August 27, 2010

Market Day in Huy

(a little pre-script: I wrote this on the train to Amsterdam on my mini computer, and so I don't have my photos to accompany it. I'm sure we've both gotten rather spoiled by the visual accompaniment, but they are going to have to be added in a couple of days when I'm back in Belgium. My apologies.)


Wednesday we left the house around 10:00 to go to the market in Huy, the nearest city. It was another gray day when we left, though later it would clear up off and on. We drove down the hill and through the brick house lined streets till we parked in the parking lot of a little mall. Our group of 4 split into 2 groups, and Jan and I crossed the bridge over the Meuse to the street market. I had been really looking forward to this market, especially to the food stands. I was going to buy fish for dinner, as well as whatever vegetables caught the eye for a side dish. I was itching to look at fresh meats and sausages, pates and cheeses, fillets of fishes, breads and fruits and vegetables and spices. We had been craving this trip to the market, even as we enjoyed the fabulous meals prepared for us. We wanted to see for ourselves, touch, smell, make choices between this or that, to shop.

However, the first part of the street market that we explored was all trinkets, sunglasses, socks, tight European shorts, cheap dresses, purses and candies. We both got some sunglasses, which I had been needing. Mine were dark aviators with pink edges, Jan’s were more rectangular with rounded edges and lots of reflection, but not too much. Very suave. We explored some more, and when we got hungry we bought a campagne garnie—a long country sausage in a baguette bun with grilled onions and mustard. We had seen several stands for them, and when I saw someone eating the greasy sandwich my mouth began to water. So we bought one and split it, the bread densely white and slightly sweet with a slightly crispy outside, and the sausage meaty and mildly flavorful, the grease of the sweet onions seeping into both, all spiked with the bite of the mustard. Mmm.

After we left that street, we found the part of the market that we had been hoping to go to. We found our friends there, buying tomatoes at one stand, and crevettes grises (tiny grey shrimp) for tomorrow’s dinner, which we ate last night. It was an excellent meal, the shrimp mixed with homemade mayonnaise, chopped hardboiled eggs and parsley and put in the scooped out tomatoes. So creamy and delicious. Anyway, back to the market, Jan and I gleefully alighted upon the long counter selling cheese. We wanted a bit of everything, pointing out little round hevres, heart shaped Neufchatels, bries, camemberts, chevres. We decided upon a tasty looking wheel of brie, getting a slice of it, and I wanted to try the Neufchatel. Jan was excited by a petite chevre bejeweled with candied pieces of papaya, which we have yet to try. The Neufchatel we tried yesterday, it was delicious. Inside the skin it was a creamy yellow and slightly liquid, though it firmed up into a rich white creamy flakey center that had a strong blue flavor. My brother B loved it.

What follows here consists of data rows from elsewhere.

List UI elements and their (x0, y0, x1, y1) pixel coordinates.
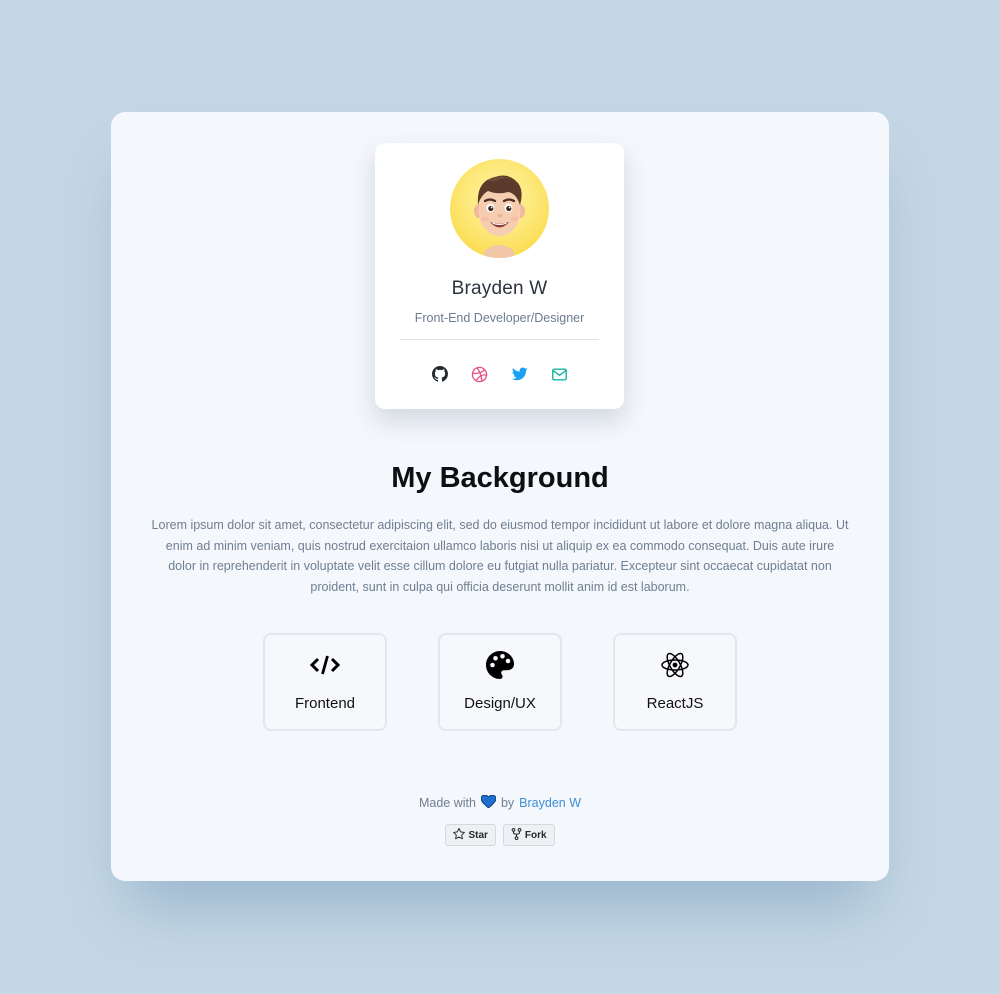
divider (400, 339, 599, 340)
section-paragraph: Lorem ipsum dolor sit amet, consectetur … (151, 518, 849, 594)
main-panel: Brayden W Front-End Developer/Designer M… (111, 112, 889, 881)
dribbble-icon[interactable] (471, 365, 489, 383)
fork-label: Fork (524, 829, 547, 841)
social-links (375, 365, 624, 383)
profile-card: Brayden W Front-End Developer/Designer (375, 143, 624, 409)
skill-card-frontend: Frontend (263, 633, 387, 731)
footer-credit: Made with by Brayden W (111, 794, 889, 811)
skills-list: Frontend Design/UX ReactJS (263, 633, 737, 731)
profile-role: Front-End Developer/Designer (414, 311, 585, 325)
github-buttons: Star Fork (111, 824, 889, 846)
section-heading: My Background (391, 462, 609, 494)
mail-icon[interactable] (551, 365, 569, 383)
by-text: by (500, 796, 515, 810)
palette-icon (440, 651, 560, 679)
github-icon[interactable] (431, 365, 449, 383)
skill-card-react: ReactJS (613, 633, 737, 731)
skill-card-design: Design/UX (438, 633, 562, 731)
twitter-icon[interactable] (511, 365, 529, 383)
heart-icon (480, 794, 497, 811)
star-label: Star (468, 829, 488, 841)
author-link[interactable]: Brayden W (519, 796, 581, 810)
profile-name: Brayden W (451, 278, 548, 299)
fork-button[interactable]: Fork (502, 824, 555, 846)
star-button[interactable]: Star (445, 824, 496, 846)
memoji-avatar-icon (474, 175, 525, 258)
skill-label: Frontend (294, 695, 356, 712)
skill-label: ReactJS (646, 695, 704, 712)
fork-icon (511, 827, 522, 843)
skill-label: Design/UX (464, 695, 536, 712)
star-icon (453, 827, 466, 843)
avatar (450, 159, 549, 258)
react-icon (615, 651, 735, 679)
made-with-text: Made with (418, 796, 476, 810)
code-icon (265, 651, 385, 679)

After the cheese stand, we lingering longingly at the meats for a moment before moving on to fish. I didn’t recognize the fillets (besides the salmon of course) or the names, but I had a good look at them and the prices before deciding what to buy. The white fillets of sole cost the most at  € 44 per kilo, but there was a pile of fillets next to them called plie that were gleaming which with a nice thin tender looking flake that caught my eye. They were around midrange price, which seemed good to me, as I didn’t know what I was buying, I could still know that cheap fish are cheap for a reason. I asked for 6 fillets, which he wrapped up and gave to me. It ended up being flounder that I had bought, and though the name was familiar I hadn’t eaten it before. When I video IM’d with my dad when we got back to the house I asked him about it. He said it was good, like halibut. I double checked that how I was going to cook it (sautéed in butter) would good for that kind of fish, and he affirmed it. In the kitchen, Denise recommened a coating of flour, and so before I cooked the fillets I coated them with a very thin coating of fluid flour (which is very fine) and sprinkled them with salt. I cooked them in butter on low until they were golden brown, and then served them immediately.

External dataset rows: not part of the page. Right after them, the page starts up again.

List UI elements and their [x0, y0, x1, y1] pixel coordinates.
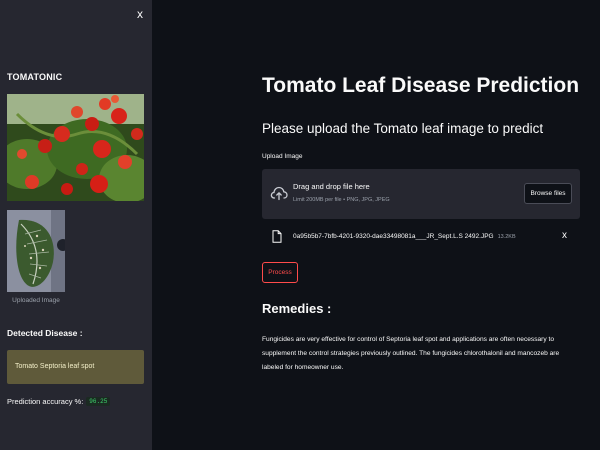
- file-size: 13.2KB: [497, 234, 516, 240]
- file-dropzone[interactable]: Drag and drop file here Limit 200MB per …: [262, 169, 580, 219]
- detected-disease-value: Tomato Septoria leaf spot: [15, 363, 95, 370]
- file-name-text: 0a95b5b7-7bfb-4201-9320-dae33498081a___J…: [293, 233, 494, 240]
- uploaded-file-name: 0a95b5b7-7bfb-4201-9320-dae33498081a___J…: [293, 233, 516, 240]
- cloud-upload-icon: [270, 186, 288, 201]
- page-title: Tomato Leaf Disease Prediction: [262, 74, 580, 97]
- prediction-accuracy: Prediction accuracy %: 96.25: [7, 397, 111, 406]
- sidebar-brand: TOMATONIC: [7, 72, 63, 82]
- sidebar: x TOMATONIC Uploaded Image Detected Dise…: [0, 0, 152, 450]
- page-subtitle: Please upload the Tomato leaf image to p…: [262, 121, 544, 136]
- remove-file-close-icon[interactable]: x: [562, 230, 567, 241]
- accuracy-value: 96.25: [86, 397, 111, 406]
- accuracy-label: Prediction accuracy %:: [7, 397, 84, 406]
- process-button[interactable]: Process: [262, 262, 298, 283]
- tomato-plant-image: [7, 94, 144, 201]
- dropzone-instructions: Drag and drop file here: [293, 182, 370, 191]
- uploaded-image-caption: Uploaded Image: [12, 297, 60, 304]
- uploaded-leaf-image: [7, 210, 65, 292]
- browse-files-button[interactable]: Browse files: [524, 183, 572, 204]
- detected-disease-box: Tomato Septoria leaf spot: [7, 350, 144, 384]
- dropzone-limit: Limit 200MB per file • PNG, JPG, JPEG: [293, 197, 390, 203]
- upload-image-label: Upload Image: [262, 153, 303, 160]
- remedies-text: Fungicides are very effective for contro…: [262, 336, 560, 371]
- sidebar-close-icon[interactable]: x: [133, 7, 147, 21]
- uploaded-file-row: 0a95b5b7-7bfb-4201-9320-dae33498081a___J…: [262, 228, 580, 246]
- file-icon: [272, 230, 282, 243]
- detected-disease-label: Detected Disease :: [7, 328, 83, 338]
- remedies-heading: Remedies :: [262, 301, 332, 316]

They were fabulous. The meat was incredibly tender and smooth and buttery, truly melting in my mouth. I fell in love with flounder right there. I want to fish for it.

We served the fish with a garden salad and vinaigrette that Denise and Lily had made earlier, and boiled potatoes that Denise had harvested that day from the garden, and which were perfectly cooked. It was a simple meal, but very tasty. We ate everything.

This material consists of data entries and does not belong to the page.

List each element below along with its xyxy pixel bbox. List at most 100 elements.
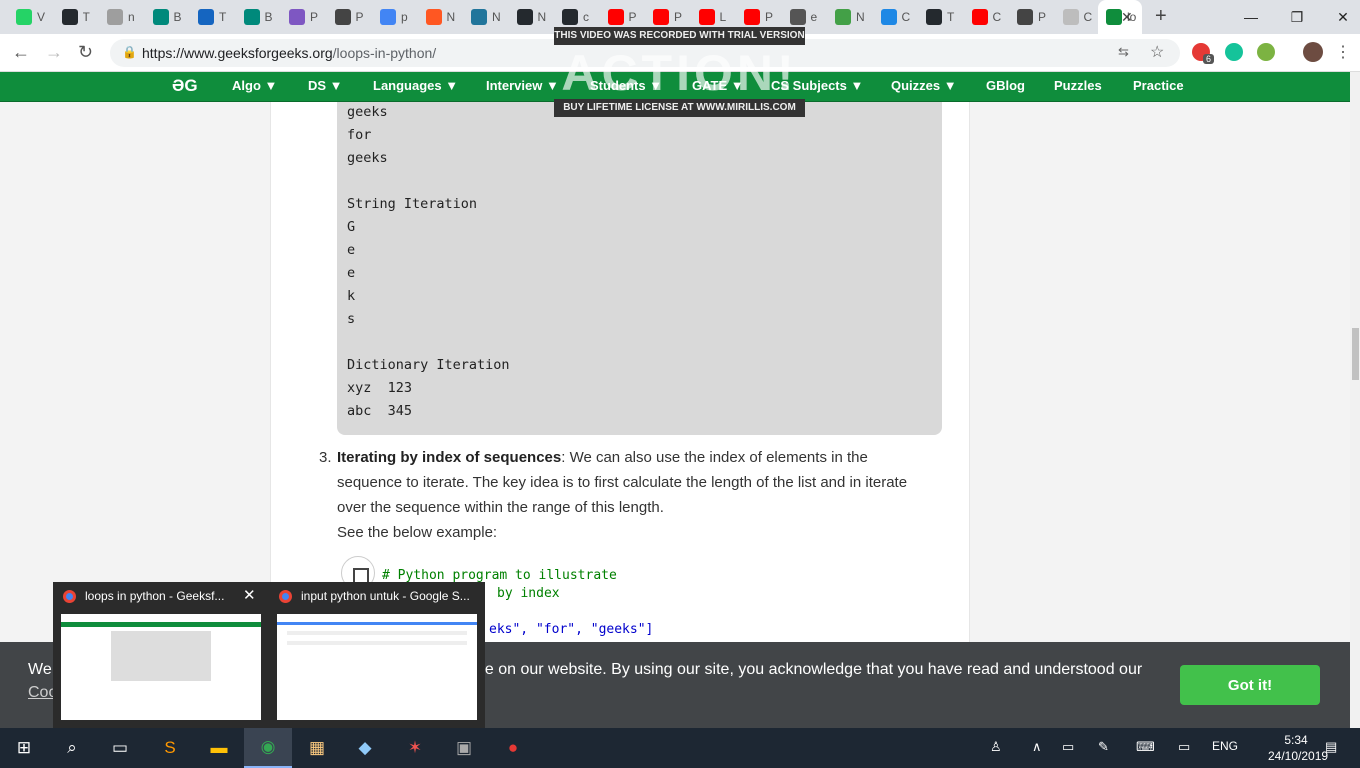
window-close-button[interactable]: ✕ — [1320, 0, 1360, 34]
watermark-top: THIS VIDEO WAS RECORDED WITH TRIAL VERSI… — [554, 27, 805, 45]
output-line: k — [347, 288, 356, 304]
tab-favicon-icon — [16, 9, 32, 25]
chrome-taskbar-icon[interactable]: ◉ — [244, 728, 292, 768]
browser-tab[interactable]: T — [190, 0, 237, 34]
windows-start-icon[interactable]: ⊞ — [0, 728, 48, 768]
search-icon[interactable]: ⌕ — [48, 728, 96, 768]
app-icon[interactable]: ◆ — [341, 728, 389, 768]
browser-tab[interactable]: N — [463, 0, 510, 34]
tab-label: C — [901, 10, 911, 24]
tab-favicon-icon — [334, 9, 351, 25]
url-text: https://www.geeksforgeeks.org/loops-in-p… — [142, 45, 436, 61]
gfg-logo[interactable]: ƏG — [172, 76, 198, 96]
menu-icon[interactable]: ⋮ — [1335, 42, 1351, 62]
tab-favicon-icon — [516, 9, 533, 25]
tex-app-icon[interactable]: ▣ — [440, 728, 488, 768]
app-icon-star[interactable]: ✶ — [391, 728, 439, 768]
scrollbar-thumb[interactable] — [1352, 328, 1359, 380]
bookmark-star-icon[interactable]: ☆ — [1150, 42, 1164, 62]
tab-label: N — [492, 10, 501, 24]
got-it-button[interactable]: Got it! — [1180, 665, 1320, 705]
browser-tab[interactable]: B — [145, 0, 192, 34]
keyboard-icon[interactable]: ⌨ — [1136, 739, 1155, 755]
extension-badge: 6 — [1203, 54, 1215, 64]
notification-icon[interactable]: ▤ — [1325, 739, 1337, 755]
tab-favicon-icon — [880, 9, 897, 25]
tab-favicon-icon — [152, 9, 169, 25]
browser-tab[interactable]: N — [509, 0, 556, 34]
tab-label: C — [1083, 10, 1093, 24]
action-recorder-icon[interactable]: ● — [489, 728, 537, 768]
output-line: geeks — [347, 150, 388, 166]
translate-icon[interactable]: ⇆ — [1118, 44, 1129, 60]
tray-chevron-icon[interactable]: ∧ — [1032, 739, 1042, 755]
preview-window-2[interactable]: input python untuk - Google S... — [269, 582, 485, 728]
tab-favicon-icon — [425, 9, 442, 25]
browser-tab[interactable]: T — [918, 0, 965, 34]
output-line: String Iteration — [347, 196, 478, 212]
tab-label: p — [401, 10, 408, 24]
nav-quizzes[interactable]: Quizzes ▼ — [891, 78, 957, 93]
tab-label: P — [628, 10, 637, 24]
browser-tab[interactable]: P — [327, 0, 374, 34]
reload-button[interactable]: ↻ — [78, 42, 93, 63]
browser-tab[interactable]: C — [1055, 0, 1102, 34]
tab-active[interactable]: lo — [1098, 0, 1142, 34]
clock[interactable]: 5:34 24/10/2019 — [1268, 732, 1328, 764]
clock-time: 5:34 — [1284, 733, 1308, 747]
browser-tab[interactable]: C — [964, 0, 1011, 34]
tab-label: c — [583, 10, 589, 24]
page-scrollbar[interactable] — [1350, 72, 1360, 728]
preview-window-1[interactable]: loops in python - Geeksf... ✕ — [53, 582, 269, 728]
nav-gblog[interactable]: GBlog — [986, 78, 1025, 93]
pen-icon[interactable]: ✎ — [1098, 739, 1109, 755]
nav-languages[interactable]: Languages ▼ — [373, 78, 458, 93]
clock-date: 24/10/2019 — [1268, 749, 1329, 763]
battery-icon[interactable]: ▭ — [1062, 739, 1074, 755]
profile-avatar[interactable] — [1303, 42, 1323, 62]
preview-close-icon[interactable]: ✕ — [243, 586, 256, 604]
tab-label: e — [810, 10, 818, 24]
tab-favicon-icon — [971, 9, 988, 25]
browser-tab[interactable]: P — [1009, 0, 1056, 34]
grammarly-icon[interactable] — [1225, 43, 1243, 61]
language-indicator[interactable]: ENG — [1212, 739, 1238, 753]
taskbar: ⊞ ⌕ ▭ S ▬ ◉ ▦ ◆ ✶ ▣ ● ♙ ∧ ▭ ✎ ⌨ ▭ ENG 5:… — [0, 728, 1360, 768]
browser-tab[interactable]: B — [236, 0, 283, 34]
file-explorer-icon[interactable]: ▬ — [195, 728, 243, 768]
nav-ds[interactable]: DS ▼ — [308, 78, 343, 93]
nav-interview[interactable]: Interview ▼ — [486, 78, 559, 93]
tab-favicon-icon — [835, 9, 851, 25]
new-tab-button[interactable]: + — [1155, 5, 1167, 28]
url-host: https://www.geeksforgeeks.org — [142, 45, 333, 61]
browser-tab[interactable]: P — [281, 0, 328, 34]
browser-tab[interactable]: N — [418, 0, 465, 34]
restore-button[interactable]: ❐ — [1274, 0, 1320, 34]
close-tab-icon[interactable]: ✕ — [1121, 9, 1133, 26]
browser-tab[interactable]: C — [873, 0, 920, 34]
nav-puzzles[interactable]: Puzzles — [1054, 78, 1102, 93]
browser-tab[interactable]: p — [372, 0, 419, 34]
tab-label: P — [674, 10, 683, 24]
forward-button[interactable]: → — [45, 42, 63, 63]
browser-tab[interactable]: V — [8, 0, 55, 34]
minimize-button[interactable]: — — [1228, 0, 1274, 34]
output-line: abc 345 — [347, 403, 413, 419]
calendar-app-icon[interactable]: ▦ — [293, 728, 341, 768]
extension-icon-globe[interactable] — [1257, 43, 1275, 61]
browser-tab[interactable]: N — [827, 0, 874, 34]
display-icon[interactable]: ▭ — [1178, 739, 1190, 755]
nav-practice[interactable]: Practice — [1133, 78, 1184, 93]
output-line: geeks — [347, 104, 388, 120]
task-view-icon[interactable]: ▭ — [96, 728, 144, 768]
people-icon[interactable]: ♙ — [990, 739, 1002, 755]
taskbar-previews: loops in python - Geeksf... ✕ input pyth… — [53, 582, 485, 728]
browser-tab[interactable]: n — [99, 0, 146, 34]
tab-favicon-icon — [471, 9, 487, 25]
tab-favicon-icon — [926, 9, 942, 25]
back-button[interactable]: ← — [12, 42, 30, 63]
sublime-text-icon[interactable]: S — [146, 728, 194, 768]
nav-algo[interactable]: Algo ▼ — [232, 78, 277, 93]
tab-label: C — [992, 10, 1002, 24]
browser-tab[interactable]: T — [54, 0, 101, 34]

Right now Jan and I are on the train to Amsterdam. We left Huy this morning, taking the train to the beautiful station in Liege with its great curved white covering of white beams, and from Liege to Maastricht. We have been on the Maastricht train for around an hour, passing fields of asparagus and cabbage and greens, past green forests and little towns. Jan is asleep with his head on our little table. This is my first train trip besides BART that I remember, and it has been exciting in the good kind of way, with nothing bad happening, not even close calls of any kind. Just experiencing new things, and looking forward to our next few days in the great city of Amsterdam. Its an adventure :).